Though the gross receipts for the Garden sale were about half the numbers recorded for either Doheny or Martin, Stephen Massey considered it “by far” the “more perfect” sale. “You get it in July and you sell it in November,” he explained with brisk precision. “You do it in two sessions, one at night, one the next day; in and out, one catalogue, gone. With Doheny and Martin you had thousands of lots. If you examine those
catalogues, you will certainly see some extraordinary items, but added to those extraordinary items are the real cement-around-the-ankles kinds of things, tons and tons of bulk. And those tons of bulk cost time and money. Now look at the Garden. Three hundred [remarkable] lots. Everything the best, just giant. A magnificent collection.”
Massey shrugged. “Say what you will about Haven,” he said, “but he bought only the best.”

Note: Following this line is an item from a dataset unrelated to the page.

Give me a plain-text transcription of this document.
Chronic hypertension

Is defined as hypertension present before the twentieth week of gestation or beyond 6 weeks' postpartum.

Colin Franklin, a prominent publisher in London for twenty years with Routledge and Kegan Paul before deciding to become a full-time antiquarian bookseller in 1970, has written extensively on printing and fine-press works. Unlike most booksellers, he collects for his own pleasure. “Everything I sold Haven, except for one Yeats manuscript which he asked me to get for him at an auction, I had owned privately,” Franklin told me.
As O’More bought more and more material from him, a friendship developed. Franklin recalled that Haven and Lorea O’More were “very kind” to him and his wife, Charlotte. “We enjoyed their hospitality in Acapulco, and at their home in Arkansas.” He had taken note of O’More’s philosophical aspirations. “It was important to him to project that, and I have no doubt that his greatest satisfaction would have been to be accepted as a man of deep wisdom,” Franklin said. “The interesting thing about him was that, as we now know, he was a man who pretended to some extent. Though I’m not dismissing him as a pretender in philosophy because I’ve had many talks with him—philosophical talks, if you like to use a grand phrase. I would find him stimulating but totally exhausting, and so vain as to be totally impossible and ridiculous. But of course it was very important for him not to seem ridiculous. To be taken totally seriously was very important in his life.” Yet Franklin was always willing to give O’More the benefit of any doubt. “From his conversation you would imagine that he read Plato in the original with some ease, and Homer, and so on,” he said. “Now, it would not surprise me at all to learn that he didn’t know Greek at all. But I may be wrong,” he hedged.